Preperation and safety
Ask students to be careful when building planets as skewers may be sharp. Warn students not to stare directly into the lamp
Each pair of students will need:
- Polystyrene ball
- Bamboo barbecue skewer (length of 30 cm approx.)
- Marker Pen
Ask students to:
- Carefully push a skewer through the ball to make an planet
- Mark the N and S poles where the skewer passes through the ball.
- Draw a line round the ball to represent the planet’s equator.
- Spin the planet on its axis and discuss with a partner why this gives night and day.
- Tilt the axis of the planet and move it slowly round the star. Discuss when the planet will experience summer in the northern hemisphere and when it will experience winter.

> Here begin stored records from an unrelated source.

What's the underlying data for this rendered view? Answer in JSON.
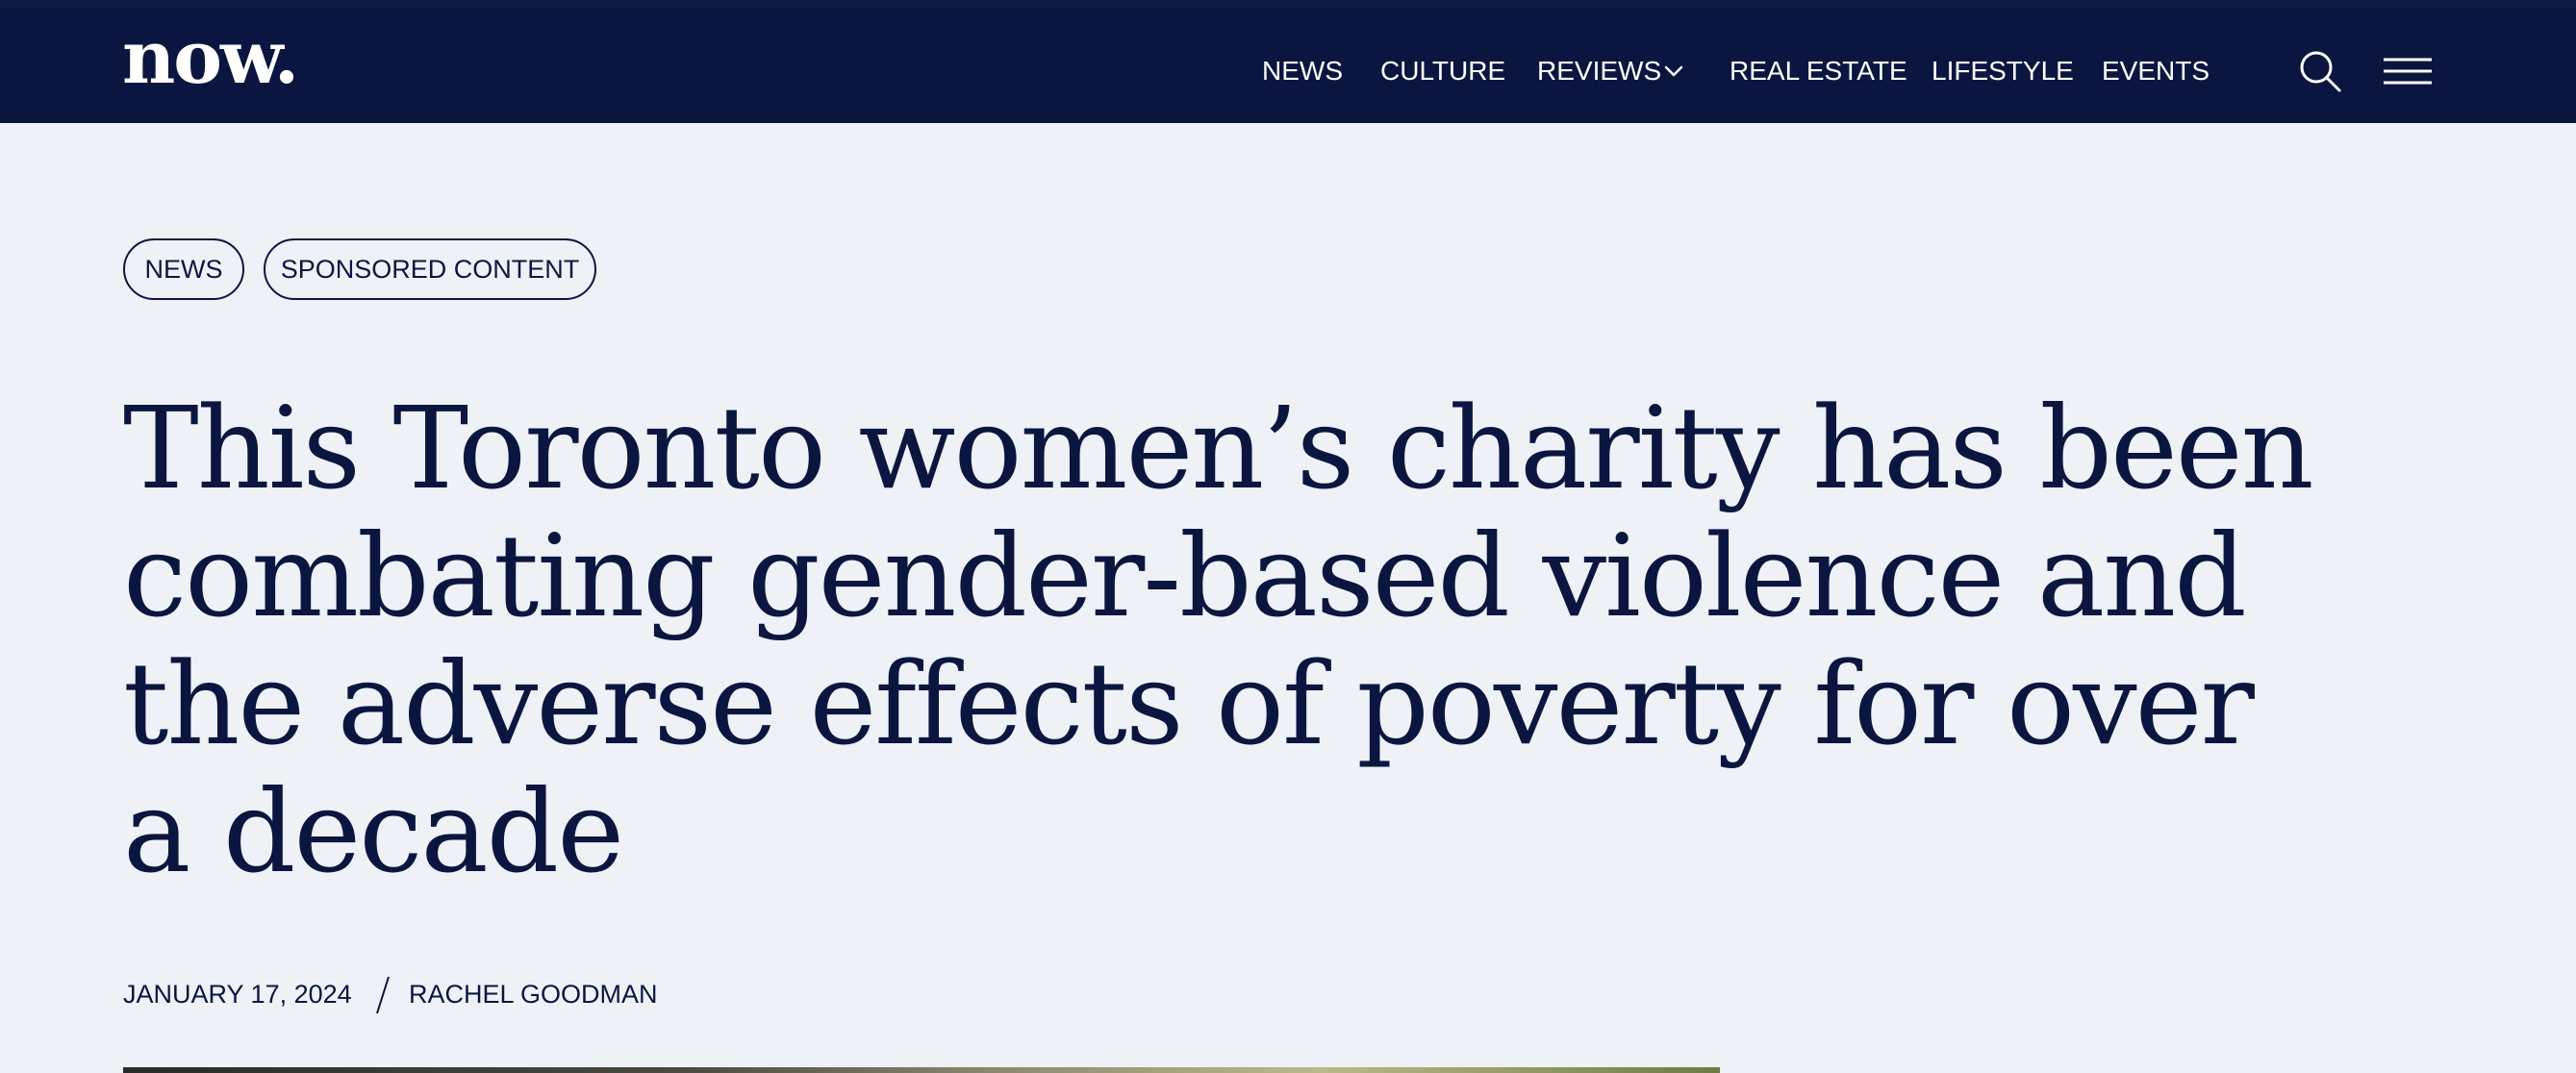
{
  "header": {
    "logo_text": "now.",
    "nav": [
      {
        "label": "NEWS"
      },
      {
        "label": "CULTURE"
      },
      {
        "label": "REVIEWS",
        "has_dropdown": true
      },
      {
        "label": "REAL ESTATE"
      },
      {
        "label": "LIFESTYLE"
      },
      {
        "label": "EVENTS"
      }
    ],
    "icons": {
      "search": "search-icon",
      "menu": "hamburger-menu-icon",
      "dropdown": "chevron-down-icon"
    }
  },
  "article": {
    "tags": [
      "NEWS",
      "SPONSORED CONTENT"
    ],
    "title": "This Toronto women’s charity has been combating gender-based violence and the adverse effects of poverty for over a decade",
    "date": "JANUARY 17, 2024",
    "separator": "/",
    "author": "RACHEL GOODMAN"
  },
  "colors": {
    "navy": "#0b1640",
    "background": "#eef1f6",
    "white": "#ffffff"
  }
}
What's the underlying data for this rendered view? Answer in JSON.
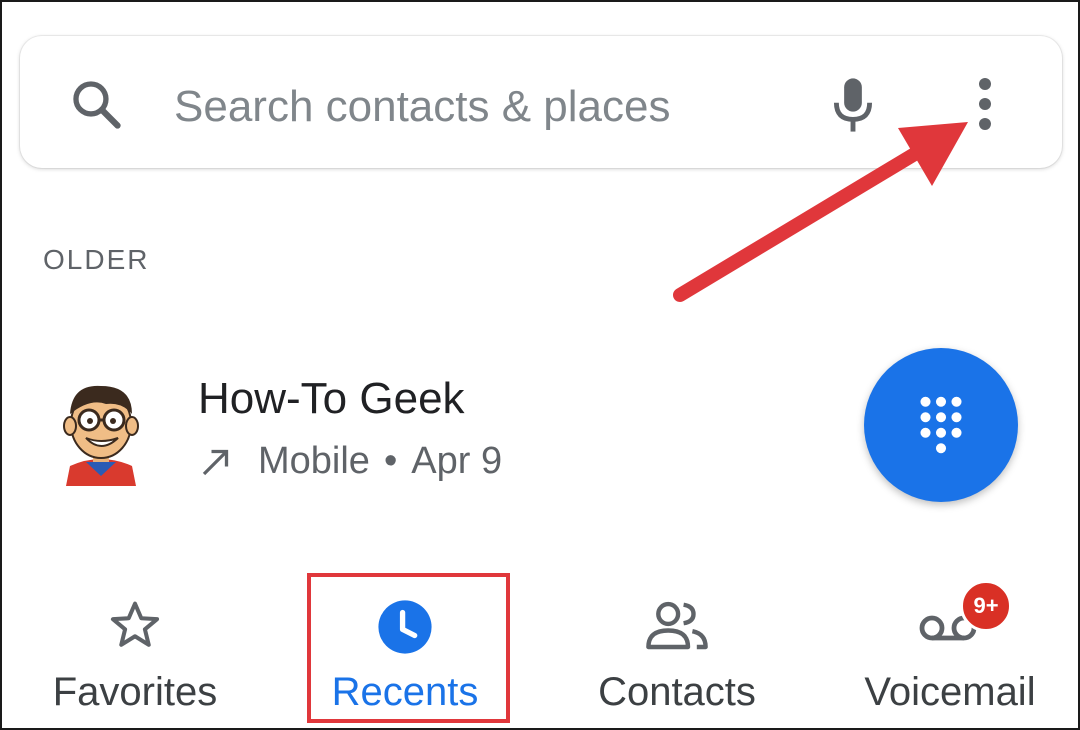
{
  "search": {
    "placeholder": "Search contacts & places"
  },
  "recents": {
    "section_header": "OLDER",
    "calls": [
      {
        "name": "How-To Geek",
        "call_type_icon": "outgoing-call-arrow-icon",
        "phone_type": "Mobile",
        "separator": "•",
        "date": "Apr 9"
      }
    ]
  },
  "fab": {
    "icon": "dialpad-icon"
  },
  "bottom_nav": {
    "items": [
      {
        "label": "Favorites",
        "icon": "star-icon",
        "selected": false
      },
      {
        "label": "Recents",
        "icon": "clock-icon",
        "selected": true
      },
      {
        "label": "Contacts",
        "icon": "people-icon",
        "selected": false
      },
      {
        "label": "Voicemail",
        "icon": "voicemail-icon",
        "selected": false,
        "badge": "9+"
      }
    ]
  },
  "colors": {
    "accent": "#1a73e8",
    "annotation_red": "#e0373b",
    "badge_red": "#d93025",
    "text_primary": "#202124",
    "text_secondary": "#5f6368"
  }
}
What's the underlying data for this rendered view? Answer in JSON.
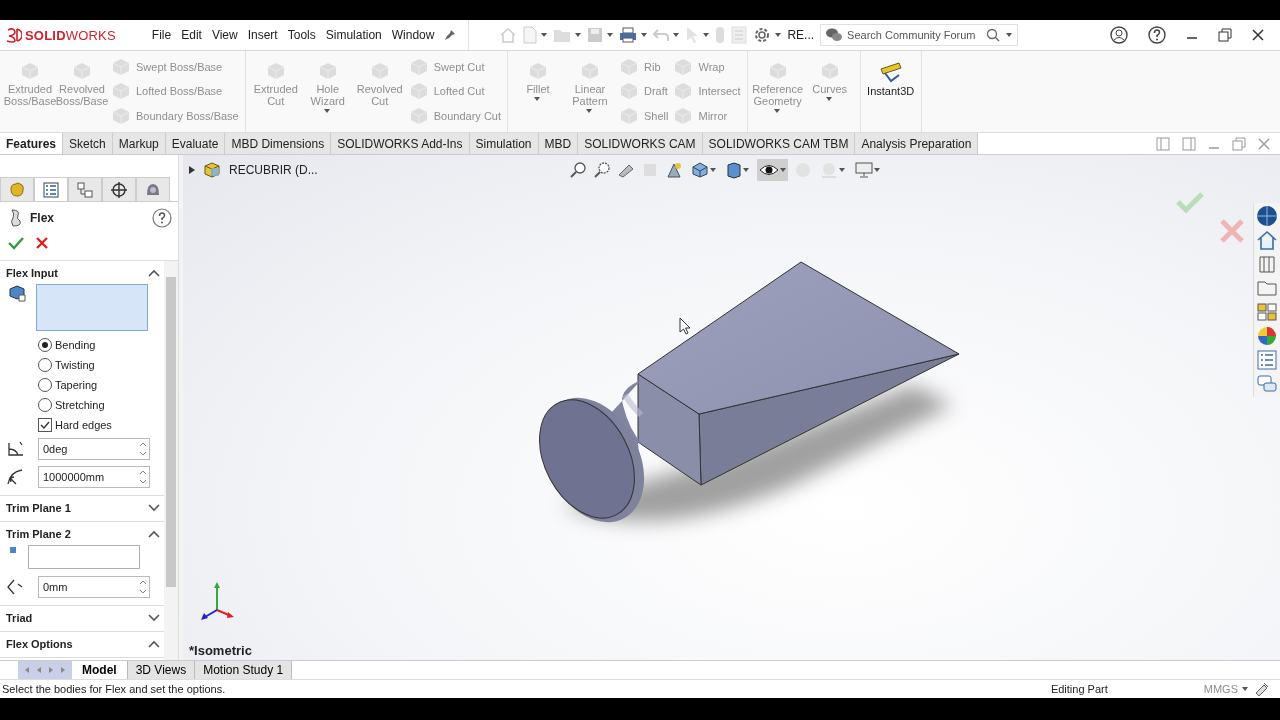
{
  "app": {
    "logo": "**SOLID**WORKS"
  },
  "menu": [
    "File",
    "Edit",
    "View",
    "Insert",
    "Tools",
    "Simulation",
    "Window"
  ],
  "quick_access": {
    "overflow_label": "RE..."
  },
  "search": {
    "placeholder": "Search Community Forum"
  },
  "ribbon": {
    "groups": [
      {
        "columns": [
          {
            "kind": "large",
            "label": "Extruded Boss/Base",
            "disabled": true
          },
          {
            "kind": "large",
            "label": "Revolved Boss/Base",
            "disabled": true
          },
          {
            "kind": "stack",
            "items": [
              {
                "label": "Swept Boss/Base",
                "disabled": true
              },
              {
                "label": "Lofted Boss/Base",
                "disabled": true
              },
              {
                "label": "Boundary Boss/Base",
                "disabled": true
              }
            ]
          }
        ]
      },
      {
        "columns": [
          {
            "kind": "large",
            "label": "Extruded Cut",
            "disabled": true
          },
          {
            "kind": "large",
            "label": "Hole Wizard",
            "disabled": true,
            "dropdown": true
          },
          {
            "kind": "large",
            "label": "Revolved Cut",
            "disabled": true
          },
          {
            "kind": "stack",
            "items": [
              {
                "label": "Swept Cut",
                "disabled": true
              },
              {
                "label": "Lofted Cut",
                "disabled": true
              },
              {
                "label": "Boundary Cut",
                "disabled": true
              }
            ]
          }
        ]
      },
      {
        "columns": [
          {
            "kind": "large",
            "label": "Fillet",
            "disabled": true,
            "dropdown": true
          },
          {
            "kind": "large",
            "label": "Linear Pattern",
            "disabled": true,
            "dropdown": true
          },
          {
            "kind": "stack",
            "items": [
              {
                "label": "Rib",
                "disabled": true
              },
              {
                "label": "Draft",
                "disabled": true
              },
              {
                "label": "Shell",
                "disabled": true
              }
            ]
          },
          {
            "kind": "stack",
            "items": [
              {
                "label": "Wrap",
                "disabled": true
              },
              {
                "label": "Intersect",
                "disabled": true
              },
              {
                "label": "Mirror",
                "disabled": true
              }
            ]
          }
        ]
      },
      {
        "columns": [
          {
            "kind": "large",
            "label": "Reference Geometry",
            "disabled": true,
            "dropdown": true
          },
          {
            "kind": "large",
            "label": "Curves",
            "disabled": true,
            "dropdown": true
          }
        ]
      },
      {
        "columns": [
          {
            "kind": "large",
            "label": "Instant3D",
            "disabled": false
          }
        ]
      }
    ]
  },
  "command_tabs": [
    {
      "label": "Features",
      "selected": true
    },
    {
      "label": "Sketch",
      "selected": false
    },
    {
      "label": "Markup",
      "selected": false
    },
    {
      "label": "Evaluate",
      "selected": false
    },
    {
      "label": "MBD Dimensions",
      "selected": false
    },
    {
      "label": "SOLIDWORKS Add-Ins",
      "selected": false
    },
    {
      "label": "Simulation",
      "selected": false
    },
    {
      "label": "MBD",
      "selected": false
    },
    {
      "label": "SOLIDWORKS CAM",
      "selected": false
    },
    {
      "label": "SOLIDWORKS CAM TBM",
      "selected": false
    },
    {
      "label": "Analysis Preparation",
      "selected": false
    }
  ],
  "feature_tree": {
    "part_name": "RECUBRIR  (D..."
  },
  "property_manager": {
    "tabs": [
      {
        "selected": false
      },
      {
        "selected": true
      },
      {
        "selected": false
      },
      {
        "selected": false
      },
      {
        "selected": false
      }
    ],
    "title": "Flex",
    "sections": [
      {
        "title": "Flex Input",
        "expanded": true,
        "selection": {
          "kind": "bodies",
          "active": true
        },
        "options": [
          {
            "label": "Bending",
            "selected": true
          },
          {
            "label": "Twisting",
            "selected": false
          },
          {
            "label": "Tapering",
            "selected": false
          },
          {
            "label": "Stretching",
            "selected": false
          }
        ],
        "checkbox": {
          "label": "Hard edges",
          "checked": true
        },
        "fields": [
          {
            "kind": "angle",
            "value": "0deg"
          },
          {
            "kind": "radius",
            "value": "1000000mm"
          }
        ]
      },
      {
        "title": "Trim Plane 1",
        "expanded": false
      },
      {
        "title": "Trim Plane 2",
        "expanded": true,
        "selection": {
          "kind": "plane",
          "active": false
        },
        "fields": [
          {
            "kind": "offset",
            "value": "0mm"
          }
        ]
      },
      {
        "title": "Triad",
        "expanded": false
      },
      {
        "title": "Flex Options",
        "expanded": true
      }
    ]
  },
  "view": {
    "orientation_label": "*Isometric"
  },
  "model_tabs": [
    {
      "label": "Model",
      "selected": true
    },
    {
      "label": "3D Views",
      "selected": false
    },
    {
      "label": "Motion Study 1",
      "selected": false
    }
  ],
  "status_bar": {
    "message": "Select the bodies for Flex and set the options.",
    "mode": "Editing Part",
    "units": "MMGS"
  }
}
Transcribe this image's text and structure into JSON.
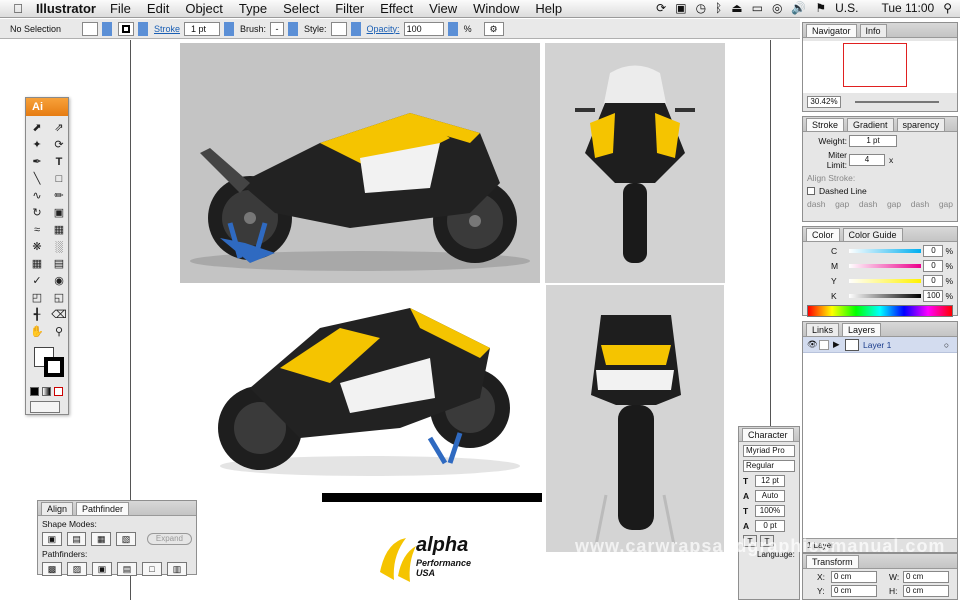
{
  "menubar": {
    "app": "Illustrator",
    "items": [
      "File",
      "Edit",
      "Object",
      "Type",
      "Select",
      "Filter",
      "Effect",
      "View",
      "Window",
      "Help"
    ],
    "input_source": "U.S.",
    "clock": "Tue 11:00"
  },
  "control": {
    "selection": "No Selection",
    "stroke_label": "Stroke",
    "stroke_value": "1 pt",
    "brush_label": "Brush:",
    "brush_value": "-",
    "style_label": "Style:",
    "opacity_label": "Opacity:",
    "opacity_value": "100",
    "percent": "%"
  },
  "toolbox": {
    "title": "Ai"
  },
  "navigator": {
    "tab1": "Navigator",
    "tab2": "Info",
    "zoom": "30.42%"
  },
  "stroke_panel": {
    "tab1": "Stroke",
    "tab2": "Gradient",
    "tab3": "sparency",
    "weight_label": "Weight:",
    "weight_value": "1 pt",
    "miter_label": "Miter Limit:",
    "miter_value": "4",
    "miter_unit": "x",
    "align_label": "Align Stroke:",
    "dashed_label": "Dashed Line",
    "dash_labels": [
      "dash",
      "gap",
      "dash",
      "gap",
      "dash",
      "gap"
    ]
  },
  "color_panel": {
    "tab1": "Color",
    "tab2": "Color Guide",
    "channels": [
      {
        "label": "C",
        "value": "0"
      },
      {
        "label": "M",
        "value": "0"
      },
      {
        "label": "Y",
        "value": "0"
      },
      {
        "label": "K",
        "value": "100"
      }
    ],
    "percent": "%"
  },
  "layers_panel": {
    "tab1": "Links",
    "tab2": "Layers",
    "layer_name": "Layer 1",
    "footer": "1 Layer"
  },
  "character_panel": {
    "tab": "Character",
    "font": "Myriad Pro",
    "style": "Regular",
    "size": "12 pt",
    "leading": "Auto",
    "scale": "100%",
    "baseline": "0 pt",
    "language_label": "Language:"
  },
  "transform_panel": {
    "tab": "Transform",
    "x_label": "X:",
    "y_label": "Y:",
    "w_label": "W:",
    "h_label": "H:",
    "x": "0 cm",
    "y": "0 cm",
    "w": "0 cm",
    "h": "0 cm"
  },
  "pathfinder_panel": {
    "tab1": "Align",
    "tab2": "Pathfinder",
    "shape_modes": "Shape Modes:",
    "expand": "Expand",
    "pathfinders": "Pathfinders:"
  },
  "logo": {
    "brand": "alpha",
    "sub": "Performance USA"
  },
  "watermark": "www.carwrapsandgraphicsmanual.com",
  "colors": {
    "accent": "#f5c400",
    "bike_dark": "#1e1e1e",
    "stand_blue": "#2f6ac1"
  }
}
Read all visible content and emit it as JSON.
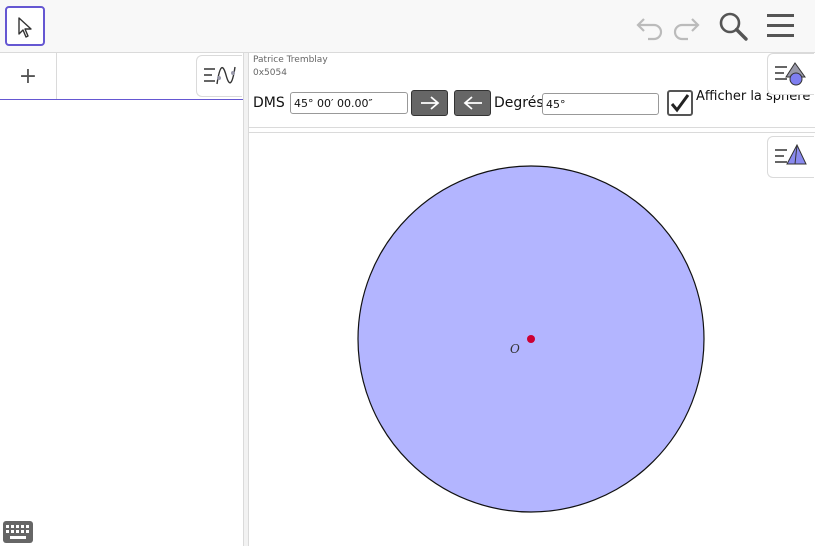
{
  "toolbar": {
    "tools": [
      "select-tool",
      "undo",
      "redo",
      "search",
      "menu"
    ]
  },
  "algebra": {
    "add_symbol": "+"
  },
  "graphics": {
    "author": "Patrice Tremblay",
    "author_code": "0x5054",
    "dms_label": "DMS",
    "dms_value": "45° 00′ 00.00″",
    "degrees_label": "Degrés",
    "degrees_value": "45°",
    "checkbox_label": "Afficher la sphère",
    "checkbox_checked": true,
    "center_label": "O",
    "sphere_color": "#b3b5ff",
    "point_color": "#cc0033"
  }
}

- Model an exoplanet with a highly elliptical orbit.
- Model an exoplanet that has no tilt and orbits with the same face to its star at all times (a tidally locked planet) .
- How long does an exoplanet day last compared to its year?
- Would there be seasons?
- Could life exist on such a planet?
If students are unfamiliar with the idea of an exoplanet introduce it. Exoplanets are planets that orbit stars other than our Sun. Astronomers have discovered several thousand and would like to know if any might be home to life.
A planet with a highly elliptical orbit will have seasonal variations, but they would not be like those on Earth. The whole planet will experience the same season at the same time: summer when it is closest to its star and winter when it is furthest away. In the course of a year, its orbit may take it in and out of the ‘habitable zone’ where conditions for life are thought to be most favourable. Life might evolve to hibernate for part of the year, or to aestivate when the temperature is too high.
For a tidally locked planet there are no seasonal variations. Its day is as long as its year. One side of the planet will always be in daylight and hot, the other in permanent darkness and cold. There will be a twilight zone between these two regions which might be a suitable place for life. Alternatively, life might exist beneath the surface.
Students use their understanding of how seasons arise on Earth to predict how they may be different on other planets.